Question: Public AWS AMI instance

I’ve reached the limits of what my poor laptop is able to crunch, so I’ve begun to explore some other cloud compute options.

Colab: Seemed like it might be promising, however even with their GPU instance it looked like I was going to exceed their time limit, and I found the system to be a little flaky at times.

I had a Google drive mounted which stored an enormous amount of data I had written out for feature extraction that became corrupted and will now have to regenerate all that training/validation extracted feature data.

At the moment I’m exploring the use of EC2 and S3 with amazon and the Saturn service for Jupyter notebooks. If anyone has horror stories about this I would appreciate hearing them before I get in too deep.

I’m also wondering, and the main reason for this post, if anyone has already assembled or come across a pre-configured AMI that might be more specific to Numerai. Such as having already installed proper versions of python, tensorflow, etc… as well as the numerai module for down/uploading data and predictions. Ideally something with GPU support (I’m not sure if AWS offers TPU devices).

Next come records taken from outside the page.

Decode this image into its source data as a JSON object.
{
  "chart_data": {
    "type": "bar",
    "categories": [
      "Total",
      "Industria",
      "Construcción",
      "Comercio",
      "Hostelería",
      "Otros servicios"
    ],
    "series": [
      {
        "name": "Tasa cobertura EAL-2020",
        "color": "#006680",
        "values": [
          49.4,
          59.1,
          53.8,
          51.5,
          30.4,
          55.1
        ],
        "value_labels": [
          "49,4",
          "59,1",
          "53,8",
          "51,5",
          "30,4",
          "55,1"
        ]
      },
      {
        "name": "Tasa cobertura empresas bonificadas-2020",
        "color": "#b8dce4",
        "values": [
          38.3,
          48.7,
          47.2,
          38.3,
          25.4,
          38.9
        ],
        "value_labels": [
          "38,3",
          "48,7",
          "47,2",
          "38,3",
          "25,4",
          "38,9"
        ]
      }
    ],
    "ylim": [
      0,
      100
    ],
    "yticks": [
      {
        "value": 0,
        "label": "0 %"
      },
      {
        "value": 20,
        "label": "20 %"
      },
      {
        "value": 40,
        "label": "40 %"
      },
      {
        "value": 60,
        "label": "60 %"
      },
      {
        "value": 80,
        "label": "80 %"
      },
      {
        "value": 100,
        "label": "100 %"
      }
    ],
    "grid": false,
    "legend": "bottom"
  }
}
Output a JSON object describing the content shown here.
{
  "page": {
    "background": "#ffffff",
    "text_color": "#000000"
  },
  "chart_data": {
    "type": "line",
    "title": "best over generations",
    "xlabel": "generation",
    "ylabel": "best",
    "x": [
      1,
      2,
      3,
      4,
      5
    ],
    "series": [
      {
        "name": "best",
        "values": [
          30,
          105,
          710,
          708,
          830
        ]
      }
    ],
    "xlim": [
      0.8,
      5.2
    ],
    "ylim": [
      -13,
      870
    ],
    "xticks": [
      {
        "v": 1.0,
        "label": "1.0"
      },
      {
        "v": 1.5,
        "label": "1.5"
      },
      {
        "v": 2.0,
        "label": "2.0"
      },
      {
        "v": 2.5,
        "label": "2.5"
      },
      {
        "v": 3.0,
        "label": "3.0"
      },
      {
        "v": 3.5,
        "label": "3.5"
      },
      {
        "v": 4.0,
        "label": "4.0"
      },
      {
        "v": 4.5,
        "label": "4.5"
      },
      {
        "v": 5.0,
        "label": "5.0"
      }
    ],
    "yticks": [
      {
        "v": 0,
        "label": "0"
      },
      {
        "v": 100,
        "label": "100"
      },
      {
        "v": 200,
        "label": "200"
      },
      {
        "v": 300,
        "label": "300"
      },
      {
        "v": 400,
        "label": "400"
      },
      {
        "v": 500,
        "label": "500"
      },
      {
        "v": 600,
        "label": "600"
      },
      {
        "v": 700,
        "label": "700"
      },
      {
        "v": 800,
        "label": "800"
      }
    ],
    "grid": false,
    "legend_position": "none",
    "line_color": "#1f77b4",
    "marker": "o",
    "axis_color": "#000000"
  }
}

I’d appreciate any advice from folks that have already traveled this path.


SeatsAndChairs.com Inc

Yes, they have deep learning amis. Amazon Deep Learning AMIs
I’ve used the one with the most recent ubuntu. The motd has instructions and a choice of scripts for setting up the environment after login with a single command, e.g. for tensorflow2 with python 3. numerai isn’t installed but any extra packages you might need can be easily installed with pip. Using spot instances works out the most cost effective, and by bidding up to 150% of the current spot price I had no terminations over runs of several hours at a time. I used single and 4 CPU instances p2.2xlarge and g4dn.12xlarge but found multigpu had slow startup due to tensorflow limitations, so leant towards single gpu. Note that some instances have directly connected ephemeral storage which isn’t formatted and mounted by default so you’d need to do that. I created a few scripts to handle rsyncing code and setup scripts to quickly bootstrap a new instance, format and mount the ephemeral drive as /mnt/data if the instance has one or else just create a directory there, upload data from local or download it to the instance etc. Didn’t use notebooks or anything like that.

Why not using azure ml studio ? It is free .